The world today has pushed the female image to the limit. The “Barbie” figure that everyone is chasing is not realistic. Hollywood actresses spend countless hours in the gym with a personal trainer and spend hundreds of thousands of dollars on plastic surgeries. A wife cannot compete with that kind of ridiculous standards. Wives have babies and get older, this all affects the way they look!

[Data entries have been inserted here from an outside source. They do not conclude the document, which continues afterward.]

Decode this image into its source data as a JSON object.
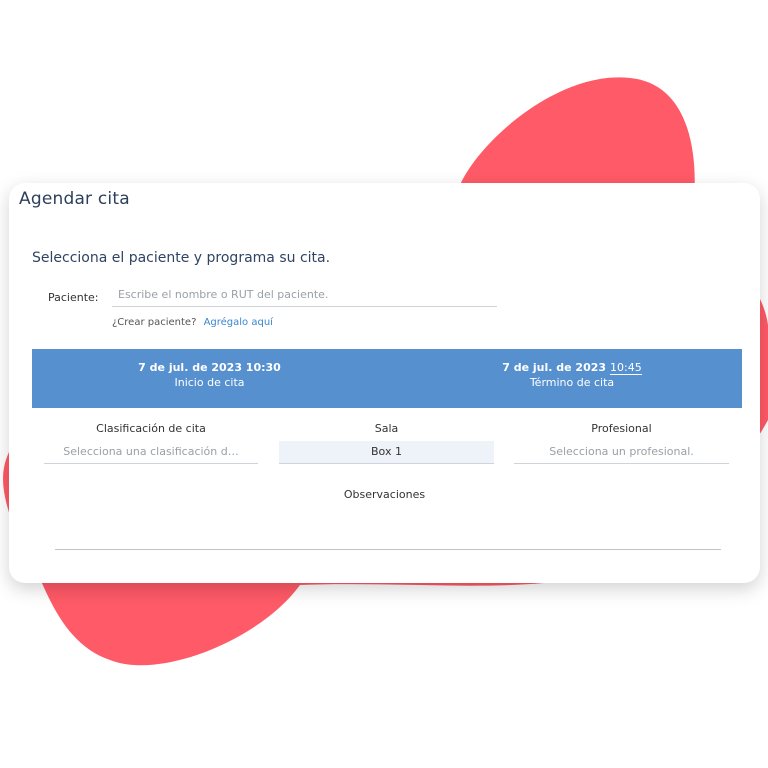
{
  "modal": {
    "title": "Agendar cita",
    "subtitle": "Selecciona el paciente y programa su cita."
  },
  "patient": {
    "label": "Paciente:",
    "placeholder": "Escribe el nombre o RUT del paciente.",
    "create_prompt": "¿Crear paciente?",
    "create_link": "Agrégalo aquí"
  },
  "schedule": {
    "start_date": "7 de jul. de 2023 10:30",
    "start_caption": "Inicio de cita",
    "end_date": "7 de jul. de 2023",
    "end_time": "10:45",
    "end_caption": "Término de cita"
  },
  "fields": {
    "clasificacion_label": "Clasificación de cita",
    "clasificacion_placeholder": "Selecciona una clasificación d…",
    "sala_label": "Sala",
    "sala_value": "Box 1",
    "profesional_label": "Profesional",
    "profesional_placeholder": "Selecciona un profesional."
  },
  "observaciones": {
    "label": "Observaciones"
  },
  "colors": {
    "accent_band": "#5690cf",
    "blob": "#ff5a67",
    "link": "#3a86d1"
  }
}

God’s Word has a way of bringing things back into focus, this is one of the reasons I love it so much. A Spirit filled wife will have an attractiveness to her husband that this world knows nothing about it and guess what, this kind beauty never get old or out of shape! The beauty of godliness and faith is something on the inside that show on the outside. Your attitude can change the way your husband thinks about you and put some real fire in your marriage!

Meekness is irresistible.

God says that a meek and quiet spirit are valuable. Read following verses for clarification:

  • “It is better to dwell in a corner of the housetop, than with a brawling woman in a wide house.” Proverbs 21:9
  • “It is better to dwell in the corner of the housetop, than with a brawling woman and in a wide house.” Proverbs 25:24
  • “A continual dropping in a very rainy day and a contentious woman are alike.” Proverbs 27:15

Wives do not always realize the harm they are causing with their demeanor. In love they want to “fix” their husband, and make things better so they do what they think they have to in order to correct the problem- they nag. This changes nothing for good in your marriage.

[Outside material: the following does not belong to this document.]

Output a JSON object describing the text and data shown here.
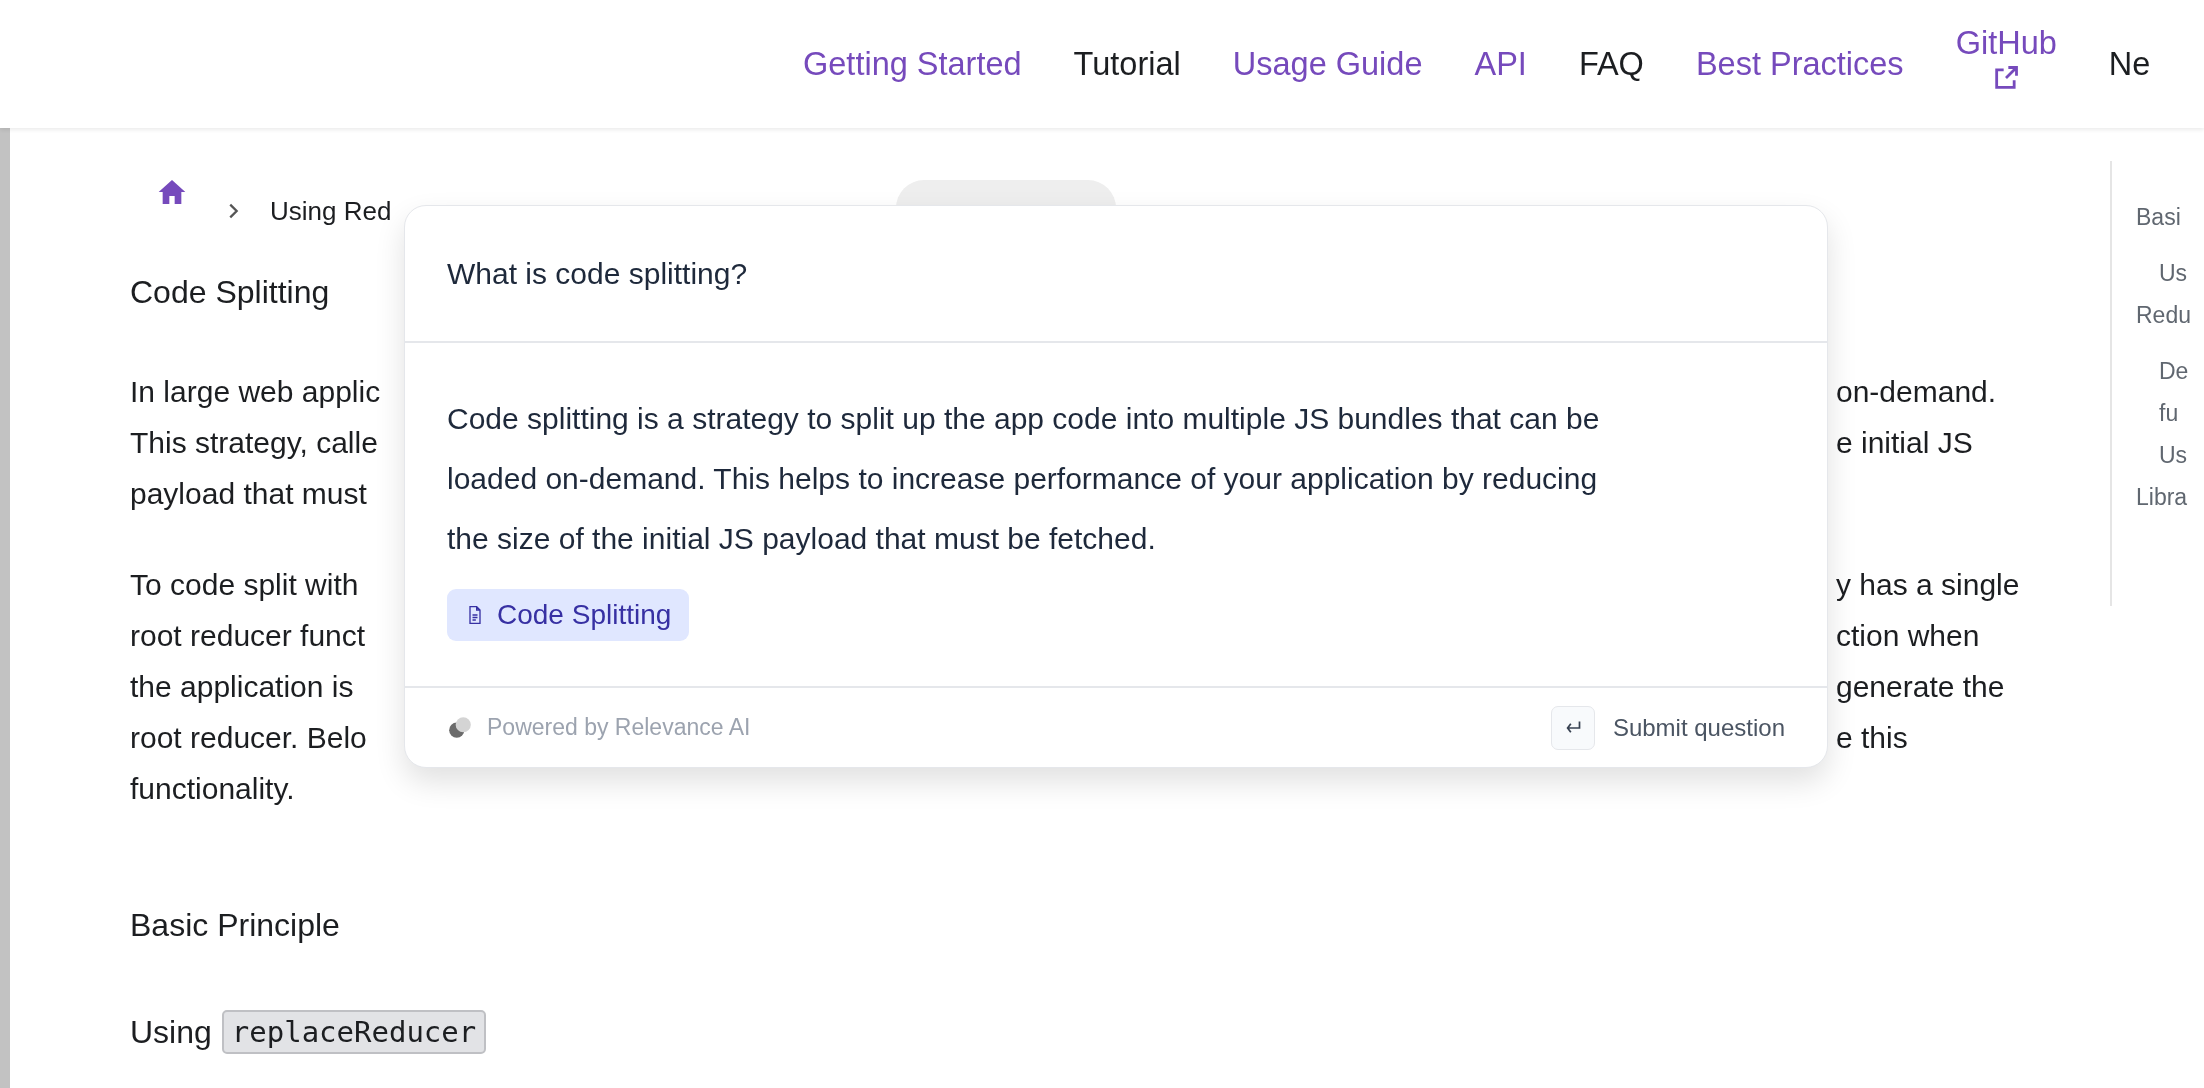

The Actions of a Husband in a Desirable Marriage (I Peter 3:7)

Know your wife

Pay attention to the details like dates and things your wife likes. Dwell with her “according to knowledge.” I do not always remember dates, just the moments, but to my wife the actual dates are critical. Celebrating and remembering those dates are even more critical. Ask any married man the importance of remembering his wedding anniversary day, and you will get an earful!

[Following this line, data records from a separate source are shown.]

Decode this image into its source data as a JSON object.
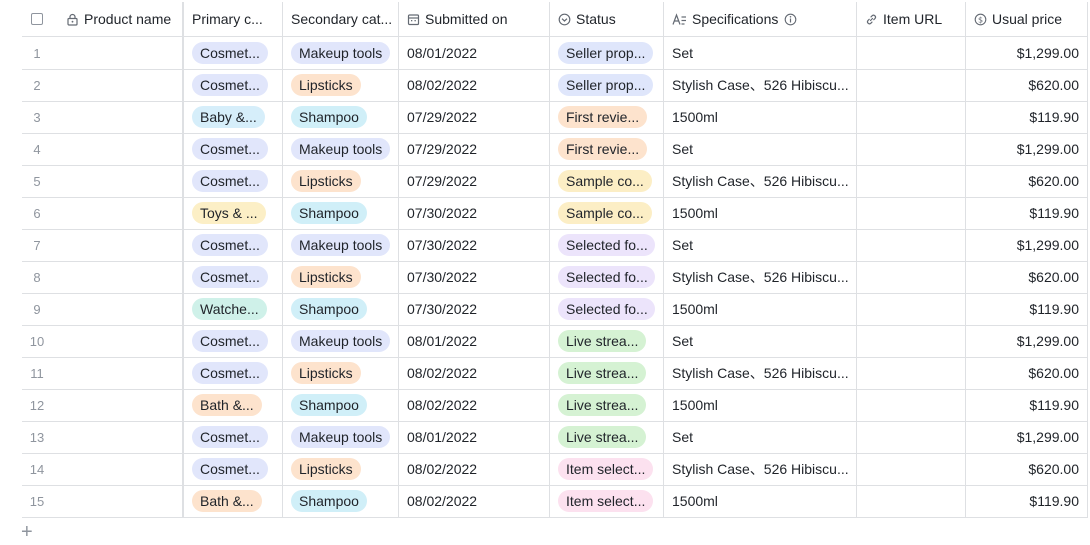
{
  "columns": {
    "product_name": "Product name",
    "primary_category": "Primary c...",
    "secondary_category": "Secondary cat...",
    "submitted_on": "Submitted on",
    "status": "Status",
    "specifications": "Specifications",
    "item_url": "Item URL",
    "usual_price": "Usual price"
  },
  "colors": {
    "cosmetics": "#e1e6fb",
    "baby": "#d6eefa",
    "toys": "#fcefc6",
    "watches": "#cff1e9",
    "bath": "#fde3cd",
    "makeup": "#e1e6fb",
    "lipsticks": "#fde3cd",
    "shampoo": "#d0eff8",
    "seller": "#dfe6fb",
    "first": "#fde3cd",
    "sample": "#fceec5",
    "selected": "#ece4fb",
    "live": "#d5f2d3",
    "item": "#fce1ef"
  },
  "rows": [
    {
      "n": "1",
      "pri": "Cosmet...",
      "pc": "cosmetics",
      "sec": "Makeup tools",
      "sc": "makeup",
      "date": "08/01/2022",
      "stat": "Seller prop...",
      "stc": "seller",
      "spec": "Set",
      "price": "$1,299.00"
    },
    {
      "n": "2",
      "pri": "Cosmet...",
      "pc": "cosmetics",
      "sec": "Lipsticks",
      "sc": "lipsticks",
      "date": "08/02/2022",
      "stat": "Seller prop...",
      "stc": "seller",
      "spec": "Stylish Case、526 Hibiscu...",
      "price": "$620.00"
    },
    {
      "n": "3",
      "pri": "Baby &...",
      "pc": "baby",
      "sec": "Shampoo",
      "sc": "shampoo",
      "date": "07/29/2022",
      "stat": "First revie...",
      "stc": "first",
      "spec": "1500ml",
      "price": "$119.90"
    },
    {
      "n": "4",
      "pri": "Cosmet...",
      "pc": "cosmetics",
      "sec": "Makeup tools",
      "sc": "makeup",
      "date": "07/29/2022",
      "stat": "First revie...",
      "stc": "first",
      "spec": "Set",
      "price": "$1,299.00"
    },
    {
      "n": "5",
      "pri": "Cosmet...",
      "pc": "cosmetics",
      "sec": "Lipsticks",
      "sc": "lipsticks",
      "date": "07/29/2022",
      "stat": "Sample co...",
      "stc": "sample",
      "spec": "Stylish Case、526 Hibiscu...",
      "price": "$620.00"
    },
    {
      "n": "6",
      "pri": "Toys & ...",
      "pc": "toys",
      "sec": "Shampoo",
      "sc": "shampoo",
      "date": "07/30/2022",
      "stat": "Sample co...",
      "stc": "sample",
      "spec": "1500ml",
      "price": "$119.90"
    },
    {
      "n": "7",
      "pri": "Cosmet...",
      "pc": "cosmetics",
      "sec": "Makeup tools",
      "sc": "makeup",
      "date": "07/30/2022",
      "stat": "Selected fo...",
      "stc": "selected",
      "spec": "Set",
      "price": "$1,299.00"
    },
    {
      "n": "8",
      "pri": "Cosmet...",
      "pc": "cosmetics",
      "sec": "Lipsticks",
      "sc": "lipsticks",
      "date": "07/30/2022",
      "stat": "Selected fo...",
      "stc": "selected",
      "spec": "Stylish Case、526 Hibiscu...",
      "price": "$620.00"
    },
    {
      "n": "9",
      "pri": "Watche...",
      "pc": "watches",
      "sec": "Shampoo",
      "sc": "shampoo",
      "date": "07/30/2022",
      "stat": "Selected fo...",
      "stc": "selected",
      "spec": "1500ml",
      "price": "$119.90"
    },
    {
      "n": "10",
      "pri": "Cosmet...",
      "pc": "cosmetics",
      "sec": "Makeup tools",
      "sc": "makeup",
      "date": "08/01/2022",
      "stat": "Live strea...",
      "stc": "live",
      "spec": "Set",
      "price": "$1,299.00"
    },
    {
      "n": "11",
      "pri": "Cosmet...",
      "pc": "cosmetics",
      "sec": "Lipsticks",
      "sc": "lipsticks",
      "date": "08/02/2022",
      "stat": "Live strea...",
      "stc": "live",
      "spec": "Stylish Case、526 Hibiscu...",
      "price": "$620.00"
    },
    {
      "n": "12",
      "pri": "Bath &...",
      "pc": "bath",
      "sec": "Shampoo",
      "sc": "shampoo",
      "date": "08/02/2022",
      "stat": "Live strea...",
      "stc": "live",
      "spec": "1500ml",
      "price": "$119.90"
    },
    {
      "n": "13",
      "pri": "Cosmet...",
      "pc": "cosmetics",
      "sec": "Makeup tools",
      "sc": "makeup",
      "date": "08/01/2022",
      "stat": "Live strea...",
      "stc": "live",
      "spec": "Set",
      "price": "$1,299.00"
    },
    {
      "n": "14",
      "pri": "Cosmet...",
      "pc": "cosmetics",
      "sec": "Lipsticks",
      "sc": "lipsticks",
      "date": "08/02/2022",
      "stat": "Item select...",
      "stc": "item",
      "spec": "Stylish Case、526 Hibiscu...",
      "price": "$620.00"
    },
    {
      "n": "15",
      "pri": "Bath &...",
      "pc": "bath",
      "sec": "Shampoo",
      "sc": "shampoo",
      "date": "08/02/2022",
      "stat": "Item select...",
      "stc": "item",
      "spec": "1500ml",
      "price": "$119.90"
    }
  ],
  "add_row_label": "+"
}
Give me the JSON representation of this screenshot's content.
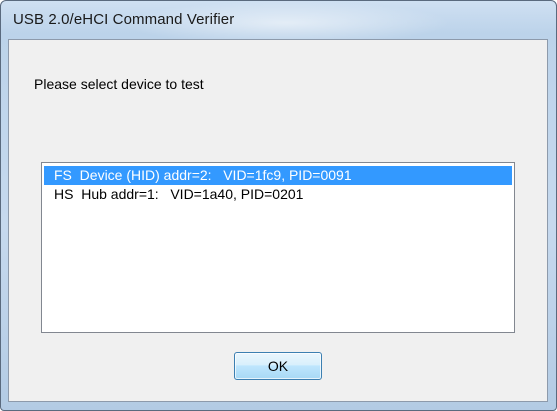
{
  "window": {
    "title": "USB 2.0/eHCI Command Verifier"
  },
  "dialog": {
    "prompt": "Please select device to test",
    "devices": [
      {
        "label": "FS  Device (HID) addr=2:   VID=1fc9, PID=0091",
        "selected": true
      },
      {
        "label": "HS  Hub addr=1:   VID=1a40, PID=0201",
        "selected": false
      }
    ],
    "ok_label": "OK"
  },
  "colors": {
    "selection": "#3399ff",
    "title_bar": "#c6d9ee"
  }
}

Also, conversations are different to women, I speak this of my own experience.  I talk about a subject for a few minutes, close out the conversation, and move on to something else. With my wife, the conversation is always open ended, she may go do something else, but as long as I am near her that conversation could continue at any moment. A big part of knowing your wife is learning how to listen.  However, Women speak in code. For a classic example, “I don’t have anything to wear” means- “you need to buy me some new clothes.” Your wife wants you to be sensitive enough to know what she really means. This can be challenging for a guy like me, since I just like to keep things simple and direct. Knowing your wife involves learning her language and her code, so be sensitive enough to know.

Give honor to your wife.

We have gone so far as a culture that women are being pushed to be “equal” to and treated the same as men. Men are being pushed by movies, images, and websites to treat women as sex objects. The Bible however, teaches that women should be treated better than men, as the weaker vessel (emotionally). Your wife needs attention, protection, and love so give it to her.

Treat your wife as a joint heir in Christ.

The Christian marriage is unique in that you are also brother and sister in the Lord. You share a faith and future in Heaven. Everything you do as a couple should be in the light of eternity because this life is temporal. Together you can serve God and grow close to the Lord. Your wife is your  companion in spiritual things and should be treated with the respect of fellow Christian. Remember the picture that marriage paints of Christ and the Church. Treat your wife the way that Jesus would treat his Church.

Conclusion


Overtime a house just naturally loses that curb appeal. The landscape gets over grown, the paint fades, and driveway cracks. The same thing happens to a marriage, it goes from appealing and exciting, to neglected and dull. Choose to implement changes to “refresh” the curb appeal of your marriage right now.